Justine ist das Ebenbild von Patrizia, die zusammen mit ihrem Ehemann Bruno eine Biotechnologiefirma besitzt. Diese steht aufgrund plötzlicher Aktienkursabstürze vor dem Ruin. Mit Hilfe des Wissenschaftlers Milton gelingt es ihnen, einen Klon zu erzeugen. Die Firma ist gerettet. Damit Justine nicht erkennt, dass sie Patrizia gleicht, sind alle Spiegel überstrichen. Bruno verliebt sich in Justine. Milton muss erkennen, dass er Justines Gedanken nicht kontrollieren kann. Patrizia ist voller Eifersucht. Bruno kommt bei dem Versuch, den Konflikten zu entrinnen, bei einem Flugzeugabsturz ums Leben. Justine ist über den Tod Brunos verzweifelt. Sie wird von Patrizia vor ihrem Spiegelbild damit konfrontiert, dass sie kein eigenständiger Mensch ist. Ihr Versuch, sich umzubringen, scheitert daran, dass sie als unsterblicher Klon geschaffen wurde.

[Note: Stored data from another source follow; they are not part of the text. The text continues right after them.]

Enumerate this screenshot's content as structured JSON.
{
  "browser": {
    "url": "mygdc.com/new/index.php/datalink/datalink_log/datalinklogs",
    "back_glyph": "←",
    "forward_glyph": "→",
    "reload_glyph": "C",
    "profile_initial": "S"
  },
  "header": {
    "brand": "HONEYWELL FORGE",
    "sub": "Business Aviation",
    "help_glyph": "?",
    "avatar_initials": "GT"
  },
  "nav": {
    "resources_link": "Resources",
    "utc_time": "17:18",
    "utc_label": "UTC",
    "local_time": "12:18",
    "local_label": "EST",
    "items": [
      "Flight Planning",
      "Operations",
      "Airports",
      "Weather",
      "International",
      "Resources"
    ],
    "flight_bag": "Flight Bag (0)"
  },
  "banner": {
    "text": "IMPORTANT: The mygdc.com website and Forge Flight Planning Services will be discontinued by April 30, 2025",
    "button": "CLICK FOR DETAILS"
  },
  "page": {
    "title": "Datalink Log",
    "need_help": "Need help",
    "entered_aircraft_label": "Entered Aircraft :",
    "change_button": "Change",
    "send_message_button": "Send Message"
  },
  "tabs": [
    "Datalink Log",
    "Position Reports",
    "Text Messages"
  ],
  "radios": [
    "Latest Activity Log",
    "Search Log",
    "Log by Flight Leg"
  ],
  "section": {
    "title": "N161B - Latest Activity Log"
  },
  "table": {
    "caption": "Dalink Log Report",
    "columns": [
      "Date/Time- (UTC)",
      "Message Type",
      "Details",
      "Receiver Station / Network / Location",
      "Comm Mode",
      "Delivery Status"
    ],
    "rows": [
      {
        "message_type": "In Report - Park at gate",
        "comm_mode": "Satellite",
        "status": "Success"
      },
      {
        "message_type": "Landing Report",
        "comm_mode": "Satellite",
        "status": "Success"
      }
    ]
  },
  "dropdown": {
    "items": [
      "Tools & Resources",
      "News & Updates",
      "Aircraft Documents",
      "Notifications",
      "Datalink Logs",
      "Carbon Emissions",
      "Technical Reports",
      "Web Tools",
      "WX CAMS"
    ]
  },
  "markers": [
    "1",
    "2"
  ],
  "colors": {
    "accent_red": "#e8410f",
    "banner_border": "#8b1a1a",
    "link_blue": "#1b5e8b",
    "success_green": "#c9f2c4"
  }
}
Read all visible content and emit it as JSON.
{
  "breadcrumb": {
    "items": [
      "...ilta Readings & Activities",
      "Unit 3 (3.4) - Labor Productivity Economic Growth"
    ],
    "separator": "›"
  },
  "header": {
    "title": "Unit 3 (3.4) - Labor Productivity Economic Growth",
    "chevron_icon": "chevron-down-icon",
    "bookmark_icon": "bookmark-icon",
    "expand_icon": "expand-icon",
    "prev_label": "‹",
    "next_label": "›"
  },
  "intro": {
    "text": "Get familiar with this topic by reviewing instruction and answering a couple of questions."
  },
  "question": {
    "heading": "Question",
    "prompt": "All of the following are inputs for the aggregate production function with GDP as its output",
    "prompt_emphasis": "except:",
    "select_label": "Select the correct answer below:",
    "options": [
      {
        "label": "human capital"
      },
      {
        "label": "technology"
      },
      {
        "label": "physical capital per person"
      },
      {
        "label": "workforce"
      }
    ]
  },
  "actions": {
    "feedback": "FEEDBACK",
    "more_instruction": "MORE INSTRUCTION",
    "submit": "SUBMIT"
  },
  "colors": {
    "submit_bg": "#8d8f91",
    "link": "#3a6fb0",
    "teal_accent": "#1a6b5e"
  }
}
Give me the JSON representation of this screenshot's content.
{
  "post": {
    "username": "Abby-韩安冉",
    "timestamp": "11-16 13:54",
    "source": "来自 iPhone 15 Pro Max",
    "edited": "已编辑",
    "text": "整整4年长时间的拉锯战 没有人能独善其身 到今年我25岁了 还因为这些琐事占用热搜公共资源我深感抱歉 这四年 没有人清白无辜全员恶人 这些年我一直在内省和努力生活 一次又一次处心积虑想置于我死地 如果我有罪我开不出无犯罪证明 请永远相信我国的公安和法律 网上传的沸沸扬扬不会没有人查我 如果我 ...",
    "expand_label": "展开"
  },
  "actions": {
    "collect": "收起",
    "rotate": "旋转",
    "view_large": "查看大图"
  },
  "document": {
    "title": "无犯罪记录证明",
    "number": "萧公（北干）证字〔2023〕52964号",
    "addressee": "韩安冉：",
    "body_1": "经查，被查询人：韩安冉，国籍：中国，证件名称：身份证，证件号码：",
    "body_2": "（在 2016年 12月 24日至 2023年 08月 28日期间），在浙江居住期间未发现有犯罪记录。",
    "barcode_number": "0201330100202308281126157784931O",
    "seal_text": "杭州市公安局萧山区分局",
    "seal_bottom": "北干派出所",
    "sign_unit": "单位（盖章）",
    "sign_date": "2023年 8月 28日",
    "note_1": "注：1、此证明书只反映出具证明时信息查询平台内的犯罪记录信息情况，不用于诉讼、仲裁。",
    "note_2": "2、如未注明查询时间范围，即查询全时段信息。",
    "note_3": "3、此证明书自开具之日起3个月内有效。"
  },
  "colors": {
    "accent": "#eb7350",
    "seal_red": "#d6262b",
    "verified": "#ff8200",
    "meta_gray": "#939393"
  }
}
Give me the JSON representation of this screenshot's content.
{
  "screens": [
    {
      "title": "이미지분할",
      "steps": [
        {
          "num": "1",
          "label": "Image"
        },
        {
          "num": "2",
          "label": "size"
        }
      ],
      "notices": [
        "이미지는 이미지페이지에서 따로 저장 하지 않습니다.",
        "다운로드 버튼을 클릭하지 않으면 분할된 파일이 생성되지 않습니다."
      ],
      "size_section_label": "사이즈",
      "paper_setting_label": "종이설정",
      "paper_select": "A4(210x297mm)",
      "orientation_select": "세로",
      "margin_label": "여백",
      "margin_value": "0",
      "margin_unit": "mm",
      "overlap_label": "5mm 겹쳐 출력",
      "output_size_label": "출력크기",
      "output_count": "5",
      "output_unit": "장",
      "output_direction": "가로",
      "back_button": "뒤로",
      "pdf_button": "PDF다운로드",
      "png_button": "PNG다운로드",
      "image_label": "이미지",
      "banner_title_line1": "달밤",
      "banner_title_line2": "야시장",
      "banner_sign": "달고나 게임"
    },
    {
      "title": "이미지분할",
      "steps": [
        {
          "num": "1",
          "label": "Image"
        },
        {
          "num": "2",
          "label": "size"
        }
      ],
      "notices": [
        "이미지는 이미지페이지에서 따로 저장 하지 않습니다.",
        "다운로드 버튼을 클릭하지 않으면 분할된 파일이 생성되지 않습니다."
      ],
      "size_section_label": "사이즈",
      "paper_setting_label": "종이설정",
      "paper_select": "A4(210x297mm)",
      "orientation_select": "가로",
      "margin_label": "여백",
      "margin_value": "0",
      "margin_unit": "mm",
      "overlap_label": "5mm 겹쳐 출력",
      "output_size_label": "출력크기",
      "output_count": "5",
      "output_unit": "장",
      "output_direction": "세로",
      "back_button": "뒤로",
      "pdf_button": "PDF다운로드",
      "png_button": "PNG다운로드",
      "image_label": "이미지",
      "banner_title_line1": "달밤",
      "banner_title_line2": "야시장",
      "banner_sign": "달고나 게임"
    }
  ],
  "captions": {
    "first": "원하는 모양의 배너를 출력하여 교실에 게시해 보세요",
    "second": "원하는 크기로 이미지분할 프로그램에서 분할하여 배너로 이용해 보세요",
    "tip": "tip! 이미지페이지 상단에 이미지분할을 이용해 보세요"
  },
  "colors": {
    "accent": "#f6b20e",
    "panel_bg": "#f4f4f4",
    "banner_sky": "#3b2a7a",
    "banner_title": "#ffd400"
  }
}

Dieses Kammerspiel um vier Personen wird von einem Kinderchor begleitet, der das Geschehen einem griechischen Chor gleich kommentiert. Er tritt auch als erstes auf, beschreibt den Tagesablauf der Menschen in einer Großstadt, begleitet von einem Szenenbild, das in schnellem Verschieben der Bühnenebenen die Hektik des modernen Menschen mit seinen monotonen Bewegungen nachbildet. Das erinnert ein wenig an Metropolis, ein Metropolis des 21.Jahrhunderts. In einem grandiosen Bühnenbild in Schwarz, Weiß, Grau und Silber gehalten spiegelt sich die Kälte des modernen Geschäftsgebarens wider. Das Libretto begnügt sich mitunter mit Aufzählungen, für vollständige Sätze hat der moderne Mensch keine Zeit, Stichworte genügen und jeder weiß Bescheid, so ähnlich wie in dem Lied "MfG" von Fanta vier aus dem Jahre 1999. Die Börsenkurse fallen, stürzen ins Bodenlose. Es ward Morgen und Abend, der erste Tag. Am nächsten Tag wird Justine erschaffen und die Geschichte nimmt ihren Lauf.
Nach der Liebesnacht mit Justine sitzt Bruno mit Patrizia beim Frühstück in einem schräg aufgehängten Käfig, der an den Zugangskäfig in der Raubtiernummer eines Zirkus erinnert, haben sich nichts mehr zu sagen. Irgendwann hängt Bruno wie Prometheus an der Käfigwand und Justine muss immer wieder Purzelbäume schlagen, in ihrer Vergeblichkeit ein weiblicher Sisyphos. Der Käfig dient auch sonst als Verweis auf die Begrenztheit und Handlungsunfähigkeit des Menschen, so wenn in einer Szene namenlose menschliche Wesen dicht zusammengedrängt in kleine Käfige gesperrt sind. Das Bühnenbild von Jan Bammes wird durch Videoarbeiten des Düsseldorfer Künstlers Mischa Kuball ergänzt, die sich nahtlos einfügen.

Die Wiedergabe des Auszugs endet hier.